I decided to forget Bollywood this time, and focus on Bengali cinema. I was far, far away from Mumbai. Nothing about the trip made me long for honeymoon musical scenes shot at the Himalayas. I had a feeling it was time to “get real”.
I did go to the movies once, to see the latest Bollywood blockbuster Rocket Singh, a comic tale of India’s most successful salesman. Without English subtitles, it was difficult to understand the comedy. The film was more verbal than what the ads suggested. But it did portray the everyday challenges of young Indian college graduates from a viewpoint of a Sikh family living in Mumbai. There was a level of political commentary against the commercialization of everyday life, which I of course missed.
No matter how little I understood, it was a great experience to be there. The movie theatre at Salt Lake City’s posh mall was perhaps better equipped than any of the cinemas in Tampere. There were even security checks at the cinema gates. The ticket was expensive in Indian standards, 210 rupees. I understood that in the ordinary movie theatres, the tickets cost less than 100 rupees. Now Kolkata had movie theatres differentiated by the income group. It made me wonder.
The film I watched on my laptop at the guesthouse on a sleepless night hit the jackpot. Aparna Sen’s 15, Park Avenue (2005) is a story of mental illness, Westernization, family ties and modern relationships in upper-middle class professional Kolkata. It is a film about parallel worlds, so multilayered in narration that one starts to question the main character’s illness. Meethi’s schizophrenia has been diagnosed and she spends half of her time in clinics, but the film sympathizes strongly with her other world, the imaginary world she has created on Park Avenue, to the extent that the viewer cannot know for sure which one of her worlds is the dreamworld, after all.
I will need to watch this film many times to understand the underlying symbolism. A Bengali friend told me that the filmmaker uses traditional Bengali storytelling about dream worlds to complicate the narrative. This is interesting, because the film has otherwise been almost purged from everyday Indian life. The characters live in a Westernized bubble.
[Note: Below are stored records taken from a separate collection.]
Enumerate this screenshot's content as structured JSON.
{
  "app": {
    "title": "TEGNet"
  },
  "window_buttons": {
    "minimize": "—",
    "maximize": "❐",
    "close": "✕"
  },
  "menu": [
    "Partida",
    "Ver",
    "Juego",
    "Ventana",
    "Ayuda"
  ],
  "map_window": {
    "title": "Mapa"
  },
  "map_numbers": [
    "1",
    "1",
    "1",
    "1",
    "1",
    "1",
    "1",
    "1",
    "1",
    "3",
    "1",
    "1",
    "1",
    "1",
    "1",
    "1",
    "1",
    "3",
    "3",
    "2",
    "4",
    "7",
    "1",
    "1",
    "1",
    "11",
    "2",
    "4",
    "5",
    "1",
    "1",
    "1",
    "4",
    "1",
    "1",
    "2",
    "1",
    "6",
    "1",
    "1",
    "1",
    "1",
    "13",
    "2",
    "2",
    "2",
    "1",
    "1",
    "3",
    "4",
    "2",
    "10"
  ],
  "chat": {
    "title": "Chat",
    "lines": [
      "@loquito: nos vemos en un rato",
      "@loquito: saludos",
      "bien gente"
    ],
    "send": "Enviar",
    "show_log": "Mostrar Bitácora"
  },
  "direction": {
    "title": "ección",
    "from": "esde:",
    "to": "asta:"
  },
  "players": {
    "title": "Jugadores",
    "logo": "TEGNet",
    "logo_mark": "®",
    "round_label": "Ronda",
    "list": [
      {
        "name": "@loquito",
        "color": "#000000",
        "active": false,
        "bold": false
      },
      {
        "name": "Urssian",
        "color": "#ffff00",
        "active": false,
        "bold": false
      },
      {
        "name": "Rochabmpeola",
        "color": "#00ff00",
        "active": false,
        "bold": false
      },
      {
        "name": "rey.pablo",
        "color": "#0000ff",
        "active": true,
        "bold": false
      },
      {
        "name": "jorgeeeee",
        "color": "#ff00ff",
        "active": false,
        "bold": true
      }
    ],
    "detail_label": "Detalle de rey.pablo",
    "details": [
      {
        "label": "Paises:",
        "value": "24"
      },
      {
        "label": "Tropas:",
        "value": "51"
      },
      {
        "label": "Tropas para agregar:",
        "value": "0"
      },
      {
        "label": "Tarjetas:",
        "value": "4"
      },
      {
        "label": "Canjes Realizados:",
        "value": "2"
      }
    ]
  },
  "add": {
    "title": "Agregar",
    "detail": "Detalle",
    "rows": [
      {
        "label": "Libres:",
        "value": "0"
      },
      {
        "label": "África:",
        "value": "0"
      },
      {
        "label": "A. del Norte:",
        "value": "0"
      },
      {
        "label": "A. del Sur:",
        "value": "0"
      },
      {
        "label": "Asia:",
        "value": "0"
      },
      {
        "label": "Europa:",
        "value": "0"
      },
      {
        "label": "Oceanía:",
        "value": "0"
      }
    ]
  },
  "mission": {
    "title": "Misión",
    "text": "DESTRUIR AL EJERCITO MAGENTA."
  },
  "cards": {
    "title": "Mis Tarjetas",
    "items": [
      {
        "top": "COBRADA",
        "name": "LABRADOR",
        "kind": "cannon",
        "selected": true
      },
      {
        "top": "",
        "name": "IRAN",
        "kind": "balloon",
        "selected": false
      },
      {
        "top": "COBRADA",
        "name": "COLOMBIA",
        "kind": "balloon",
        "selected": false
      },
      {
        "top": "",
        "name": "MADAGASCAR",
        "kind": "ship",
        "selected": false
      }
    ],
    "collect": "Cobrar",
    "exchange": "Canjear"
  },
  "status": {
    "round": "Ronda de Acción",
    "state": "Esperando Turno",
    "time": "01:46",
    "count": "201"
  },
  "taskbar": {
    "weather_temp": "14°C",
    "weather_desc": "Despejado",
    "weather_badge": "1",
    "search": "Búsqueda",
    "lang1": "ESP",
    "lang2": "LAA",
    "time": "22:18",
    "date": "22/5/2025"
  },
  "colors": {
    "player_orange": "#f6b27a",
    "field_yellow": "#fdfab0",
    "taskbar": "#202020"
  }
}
One does not see the normal everyday mess and noise of Kolkata’s streets at all.
The other films I have not seen yet, but luckily in my pile there also seems to be another Aparnya Sen film, Sati (1989).
I got 5 Satyajit Ray films, some black-and-white, some coloured: The Middle Man, The Big City, The Stranger, The Enemy of the People and The Home and the World.
Then there is Anjan Das’ Strokes and Silhouettes, a truly artsy film about a family of painters. And a film in Bengali only by director Sab Chotitra Kalponik (without English subtitles), the name of which I cannot read yet.
Apart from Bengali films, I got Deepa Mehta’s “Elements” trilogy. Somehow, they don’t anymore seem like Indian films. I have enjoyed Earth, and followed with great interest the controversy over the film Fire. I will also watch these over time, but now I have a need to understand what Bengali movies are about.
This should provide enough entertainment over the Christmas holidays.